The methods above have yielded some results in detecting surface imperfections in tiles. However, due to the large format of the tiles, the small size of defects, the complex background, and the minimal color differences between defects and the background, it is easy to miss the defect features of white and dark spots during local feature extraction. Additionally, in the process of feature fusion, defects with slight differences from the background are prone to the loss of semantic information; in addition, the automatic production line has specific requirements for the ceramic tile detection speed and hardware adaptation, so it is necessary to reduce the number of parameters and calculation quantity as much as possible when meeting the accuracy requirements. The detection of minor target defects on tile surfaces remains challenging under these constraints.
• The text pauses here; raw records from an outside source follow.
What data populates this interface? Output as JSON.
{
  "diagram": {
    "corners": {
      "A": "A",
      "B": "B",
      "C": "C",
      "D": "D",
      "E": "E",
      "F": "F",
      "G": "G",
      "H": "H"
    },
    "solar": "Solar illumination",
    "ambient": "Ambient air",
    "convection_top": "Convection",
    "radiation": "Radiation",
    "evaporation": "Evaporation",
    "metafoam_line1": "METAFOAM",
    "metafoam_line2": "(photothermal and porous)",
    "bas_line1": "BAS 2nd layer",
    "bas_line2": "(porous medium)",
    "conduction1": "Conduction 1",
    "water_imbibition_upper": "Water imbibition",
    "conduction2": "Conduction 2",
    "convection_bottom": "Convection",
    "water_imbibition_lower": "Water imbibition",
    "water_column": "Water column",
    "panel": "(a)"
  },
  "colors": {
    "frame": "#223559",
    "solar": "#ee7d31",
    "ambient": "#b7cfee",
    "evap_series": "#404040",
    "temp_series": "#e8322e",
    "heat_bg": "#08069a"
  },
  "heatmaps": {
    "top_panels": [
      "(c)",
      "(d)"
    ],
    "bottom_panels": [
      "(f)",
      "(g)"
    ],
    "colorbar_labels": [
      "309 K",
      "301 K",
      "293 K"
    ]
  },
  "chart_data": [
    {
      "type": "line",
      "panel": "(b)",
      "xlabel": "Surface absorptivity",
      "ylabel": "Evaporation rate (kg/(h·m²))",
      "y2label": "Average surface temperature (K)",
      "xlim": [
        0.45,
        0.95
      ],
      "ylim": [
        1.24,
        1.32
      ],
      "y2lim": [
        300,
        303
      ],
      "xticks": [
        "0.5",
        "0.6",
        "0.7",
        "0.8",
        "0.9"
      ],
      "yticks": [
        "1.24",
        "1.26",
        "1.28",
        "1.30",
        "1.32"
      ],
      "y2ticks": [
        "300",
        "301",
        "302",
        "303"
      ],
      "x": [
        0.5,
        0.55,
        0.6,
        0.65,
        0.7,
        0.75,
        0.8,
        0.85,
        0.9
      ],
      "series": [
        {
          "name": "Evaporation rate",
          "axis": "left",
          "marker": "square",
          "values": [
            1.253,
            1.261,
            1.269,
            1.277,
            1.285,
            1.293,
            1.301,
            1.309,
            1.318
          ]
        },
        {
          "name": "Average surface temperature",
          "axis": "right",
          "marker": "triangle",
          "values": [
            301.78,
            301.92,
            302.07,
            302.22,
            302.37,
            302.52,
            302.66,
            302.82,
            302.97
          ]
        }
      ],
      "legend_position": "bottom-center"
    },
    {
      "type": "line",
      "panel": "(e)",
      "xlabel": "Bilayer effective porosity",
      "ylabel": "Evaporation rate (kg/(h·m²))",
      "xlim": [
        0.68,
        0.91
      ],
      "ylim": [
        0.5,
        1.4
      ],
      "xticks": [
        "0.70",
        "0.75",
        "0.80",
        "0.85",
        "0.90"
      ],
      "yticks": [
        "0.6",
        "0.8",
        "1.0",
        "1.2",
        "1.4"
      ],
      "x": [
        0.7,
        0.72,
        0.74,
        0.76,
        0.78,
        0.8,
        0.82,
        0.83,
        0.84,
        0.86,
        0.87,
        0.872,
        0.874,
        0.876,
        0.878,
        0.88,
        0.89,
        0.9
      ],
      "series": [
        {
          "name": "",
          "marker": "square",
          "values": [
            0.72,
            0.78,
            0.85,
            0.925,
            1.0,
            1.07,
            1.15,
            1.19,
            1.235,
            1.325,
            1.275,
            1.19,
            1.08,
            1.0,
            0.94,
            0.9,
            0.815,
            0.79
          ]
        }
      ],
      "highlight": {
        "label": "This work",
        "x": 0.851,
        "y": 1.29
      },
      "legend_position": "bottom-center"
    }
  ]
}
To address the aforementioned issues, this paper introduces a method for detecting tile surface defects using an enhanced version of YOLOv8, with the following main contributions:
To address the characteristics of small and challenging-to-extract local features associated with white point and dark point block defects in tile defect detection, CAACSPELAN (Context Anchor Attention Network Cross-Stage Partial Efficient Layer Aggregation Network) is proposed as a replacement for C2f (Concatenate 2-factor), and ODConv (Omni-Dimensional et al.) [
10] is employed to substitute part of the traditional convolution;
To address the problem that the semantic information of defective targets is lost during the process of feature fusion, the neck network part is redesigned to use the CGRFPN (Context-Guided Spatial Feature Reconstruction for Feature Pyramid Networks) to facilitate the fusion of information using features at various levels and scales so that the model can fully understand and distinguish different types of defects;
The proposed MPNWD (Minimum Points Normalized Wasserstein Distance) optimized loss function enables the model to detect tiny defects that are usually difficult to capture, thus improving the overall detection accuracy and reliability.